Being surveyors: Who likes surveys? When we are surveyed, we feel like a number about to be made into a statistic, and often we are. While ethnographic work can be helpful, it’s not the same as engaging with neighbors as persons with their own stories and perspectives so that we begin to grow relationships of trust and mutuality.
Being service providers: An oft-repeated axiom is “find the need and meet it.” But we’re learning that someone “meeting my needs” isn’t always that helpful. In fact, it disempowers me, creates dependency, and usually addresses only symptoms as opposed to root causes and deeper issues. Clearly there is a time and place when basic needs must be met, but doing “to” or “for” is not the same as being with and among. When we come alongside, we discover the gifts of the other, learn and receive from our neighbors, who also bear God’s image, and realize we’re all in this together.
Being problem solvers: We are rarely good listeners when we’re focused on finding solutions and resolving issues. Yet it’s been said repeatedly that listening is often the greatest gift we can give. We all need to be heard. And if an act of listening was what got God started in responding to his people—“God heard their groaning” (Ex. 2:24)—perhaps that’s where we should start too.

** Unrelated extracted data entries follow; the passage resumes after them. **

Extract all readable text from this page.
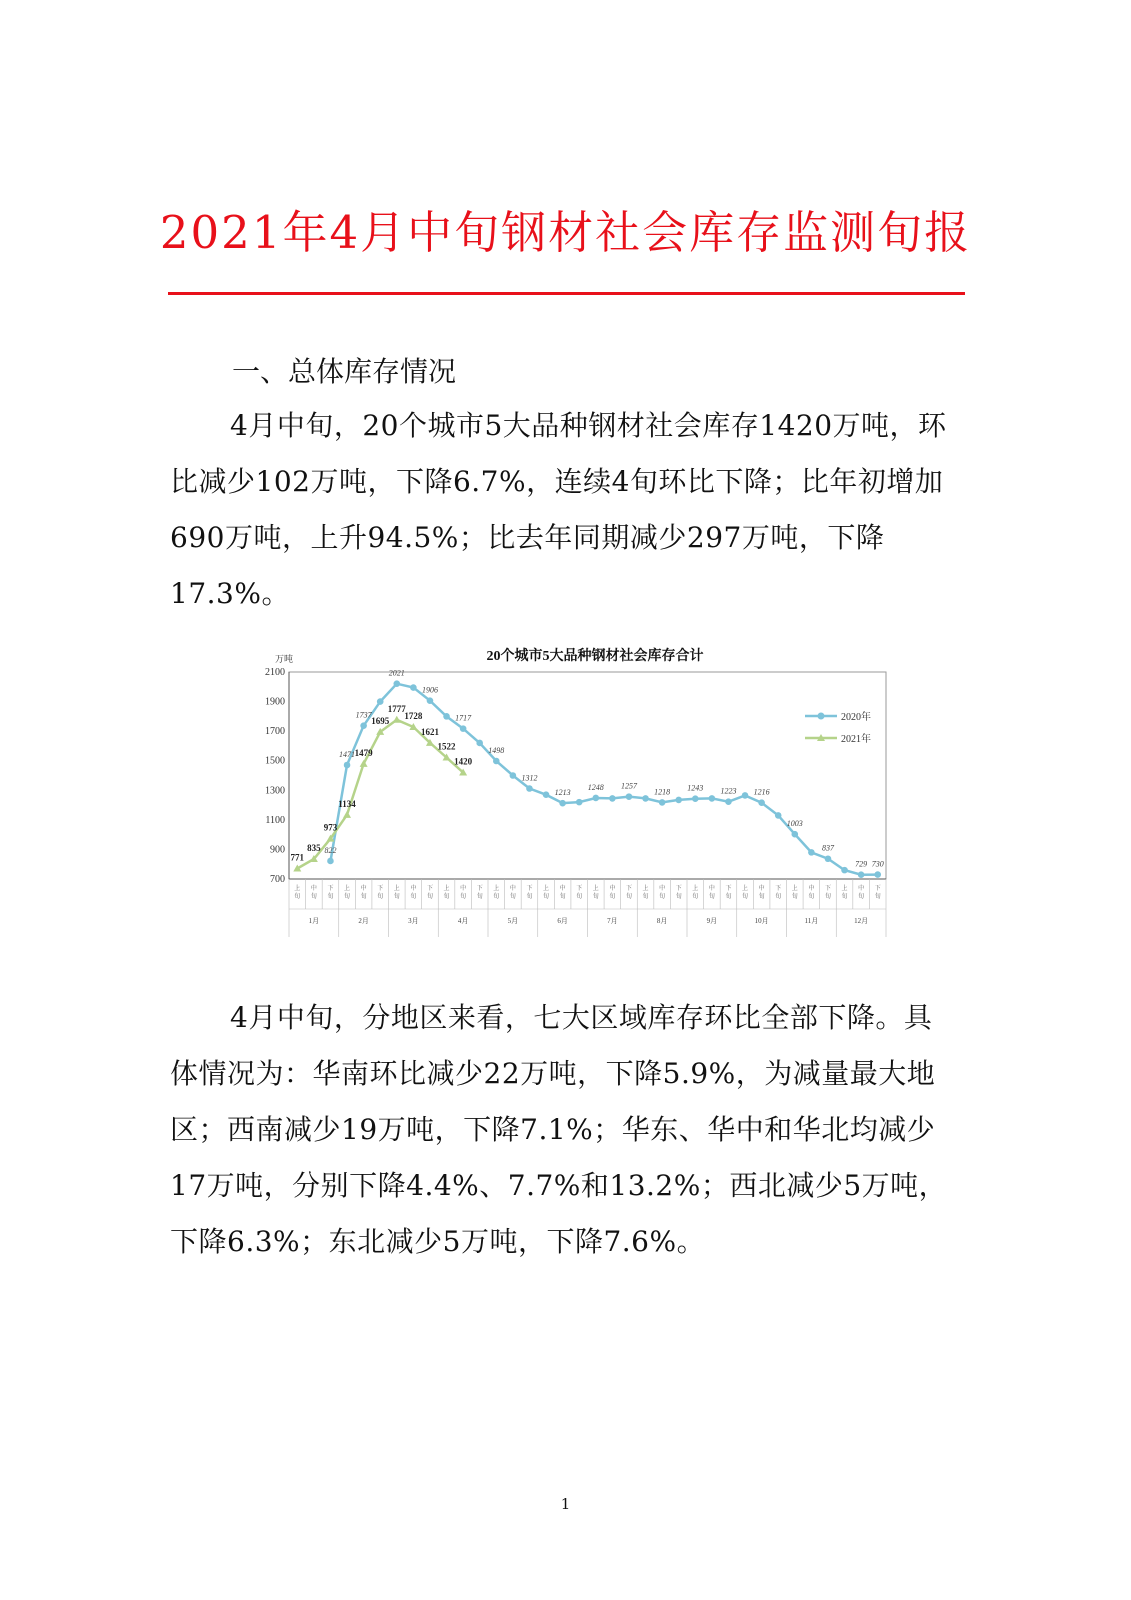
2021年4月中旬钢材社会库存监测旬报
一、总体库存情况

4月中旬，20个城市5大品种钢材社会库存1420万吨，环比减少102万吨，下降6.7%，连续4旬环比下降；比年初增加690万吨，上升94.5%；比去年同期减少297万吨，下降17.3%。

20个城市5大品种钢材社会库存合计
万吨
700
900
1100
1300
1500
1700
1900
2100
上旬
中旬
下旬
上旬
中旬
下旬
上旬
中旬
下旬
上旬
中旬
下旬
上旬
中旬
下旬
上旬
中旬
下旬
上旬
中旬
下旬
上旬
中旬
下旬
上旬
中旬
下旬
上旬
中旬
下旬
上旬
中旬
下旬
上旬
中旬
下旬
1月	2月	3月	4月	5月	6月	7月	8月	9月	10月	11月	12月
822
1471
1737
2021
1906
1717
1498
1312
1213
1248 1257
1218 1243 1223 1216
1003
837
729 730
771
835
973
1134
1479
1695
1777
1728
1621
1522
1420
2020年
2021年

4月中旬，分地区来看，七大区域库存环比全部下降。具体情况为：华南环比减少22万吨，下降5.9%，为减量最大地区；西南减少19万吨，下降7.1%；华东、华中和华北均减少17万吨，分别下降4.4%、7.7%和13.2%；西北减少5万吨，下降6.3%；东北减少5万吨，下降7.6%。

1
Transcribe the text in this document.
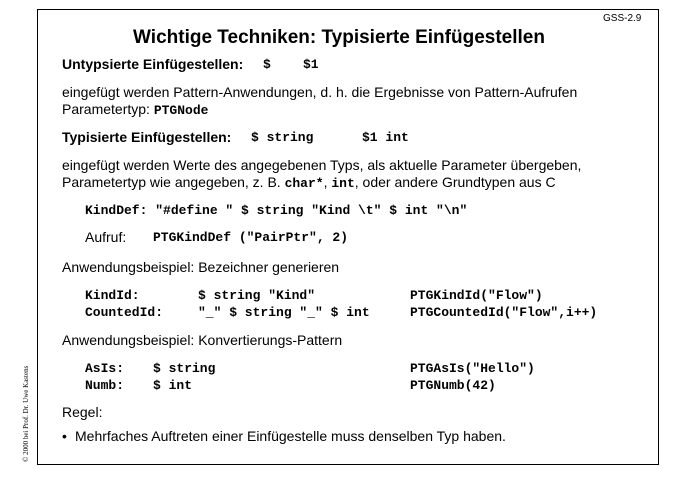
GSS-2.9
Wichtige Techniken: Typisierte Einfügestellen
Untypsierte Einfügestellen: $ $1
eingefügt werden Pattern-Anwendungen, d. h. die Ergebnisse von Pattern-Aufrufen
Parametertyp: PTGNode
Typisierte Einfügestellen: $ string	$1 int
eingefügt werden Werte des angegebenen Typs, als aktuelle Parameter übergeben,
Parametertyp wie angegeben, z. B. char*, int, oder andere Grundtypen aus C
KindDef: "#define " $ string "Kind \t" $ int "\n"
Aufruf: PTGKindDef ("PairPtr", 2)
Anwendungsbeispiel: Bezeichner generieren
KindId:	$ string "Kind"	PTGKindId("Flow")
CountedId:	"_" $ string "_" $ int	PTGCountedId("Flow",i++)
Anwendungsbeispiel: Konvertierungs-Pattern
AsIs: $ string	PTGAsIs("Hello")
Numb: $ int	PTGNumb(42)
Regel:
• Mehrfaches Auftreten einer Einfügestelle muss denselben Typ haben.
© 2000 bei Prof. Dr. Uwe Kastens
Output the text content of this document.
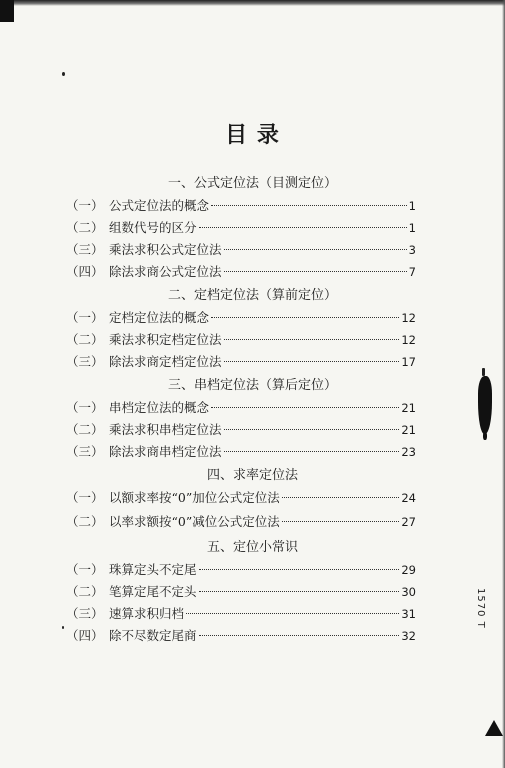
1570 T
目 录
一、公式定位法（目测定位）
（一） 公式定位法的概念	1
（二） 组数代号的区分	1
（三） 乘法求积公式定位法	3
（四） 除法求商公式定位法	7
二、定档定位法（算前定位）
（一） 定档定位法的概念	12
（二） 乘法求积定档定位法	12
（三） 除法求商定档定位法	17
三、串档定位法（算后定位）
（一） 串档定位法的概念	21
（二） 乘法求积串档定位法	21
（三） 除法求商串档定位法	23
四、求率定位法
（一） 以额求率按“0”加位公式定位法	24
（二） 以率求额按“0”减位公式定位法	27
五、定位小常识
（一） 珠算定头不定尾	29
（二） 笔算定尾不定头	30
（三） 速算求积归档	31
（四） 除不尽数定尾商	32
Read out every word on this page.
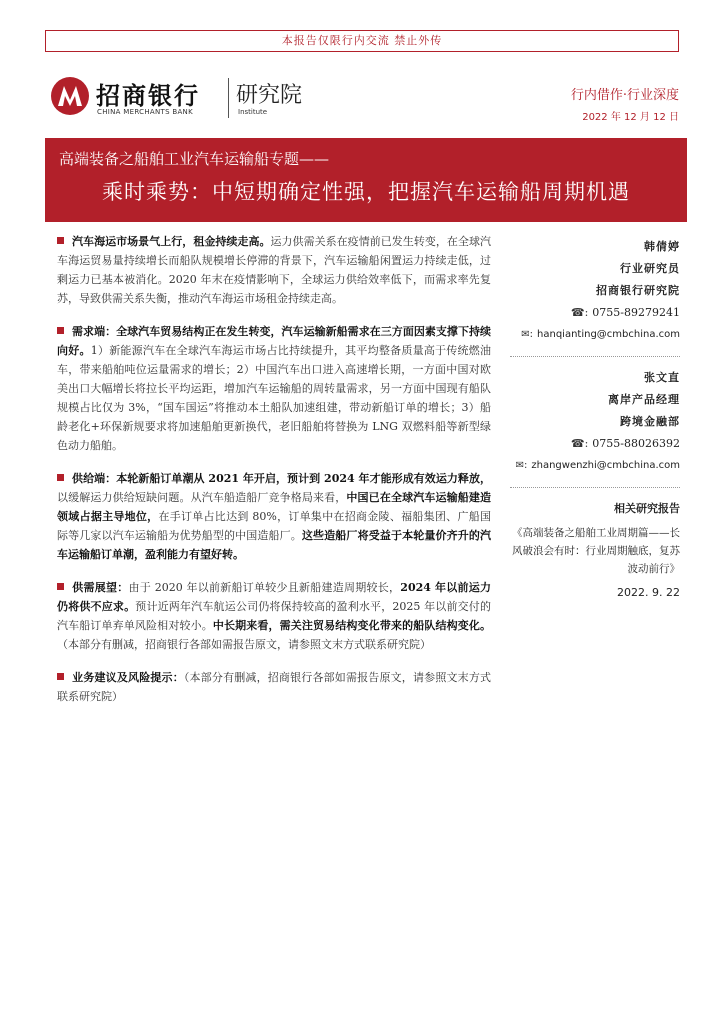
本报告仅限行内交流 禁止外传
招商银行
CHINA MERCHANTS BANK
研究院
Institute
行内借作·行业深度
2022 年 12 月 12 日
高端装备之船舶工业汽车运输船专题——
乘时乘势：中短期确定性强，把握汽车运输船周期机遇

汽车海运市场景气上行，租金持续走高。运力供需关系在疫情前已发生转变，在全球汽车海运贸易量持续增长而船队规模增长停滞的背景下，汽车运输船闲置运力持续走低，过剩运力已基本被消化。2020 年末在疫情影响下，全球运力供给效率低下，而需求率先复苏，导致供需关系失衡，推动汽车海运市场租金持续走高。

需求端：全球汽车贸易结构正在发生转变，汽车运输新船需求在三方面因素支撑下持续向好。1）新能源汽车在全球汽车海运市场占比持续提升，其平均整备质量高于传统燃油车，带来船舶吨位运量需求的增长；2）中国汽车出口进入高速增长期，一方面中国对欧美出口大幅增长将拉长平均运距，增加汽车运输船的周转量需求，另一方面中国现有船队规模占比仅为 3%，“国车国运”将推动本土船队加速组建，带动新船订单的增长；3）船龄老化+环保新规要求将加速船舶更新换代，老旧船舶将替换为 LNG 双燃料船等新型绿色动力船舶。

供给端：本轮新船订单潮从 2021 年开启，预计到 2024 年才能形成有效运力释放，以缓解运力供给短缺问题。从汽车船造船厂竞争格局来看，中国已在全球汽车运输船建造领域占据主导地位，在手订单占比达到 80%，订单集中在招商金陵、福船集团、广船国际等几家以汽车运输船为优势船型的中国造船厂。这些造船厂将受益于本轮量价齐升的汽车运输船订单潮，盈利能力有望好转。

供需展望：由于 2020 年以前新船订单较少且新船建造周期较长，2024 年以前运力仍将供不应求。预计近两年汽车航运公司仍将保持较高的盈利水平，2025 年以前交付的汽车船订单弃单风险相对较小。中长期来看，需关注贸易结构变化带来的船队结构变化。（本部分有删减，招商银行各部如需报告原文，请参照文末方式联系研究院）

业务建议及风险提示：（本部分有删减，招商银行各部如需报告原文，请参照文末方式联系研究院）

韩倩婷
行业研究员
招商银行研究院
☎: 0755-89279241
✉: hanqianting@cmbchina.com
张文直
离岸产品经理
跨境金融部
☎: 0755-88026392
✉: zhangwenzhi@cmbchina.com
相关研究报告
《高端装备之船舶工业周期篇——长风破浪会有时：行业周期触底，复苏波动前行》
2022. 9. 22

Being programmers: All of these roles, as well as running our own programs “for the community,” leave us in control, meaning that we are the ones with the power, resources, answers, and solutions. But what if we’re not? What if God is? And, if we really want to discover and participate in what God is doing in our neighborhoods, what if we shouldn’t be? Perhaps God’s invitation and calling to us is first to be with, live among, and love our neighbors in such a way that we bear witness to the kingdom of God come near.
I wonder what might happen if, instead of putting a lot of time and effort into surveys, service provision, programs, and solutions, we simply committed to three conversations with neighbors each week?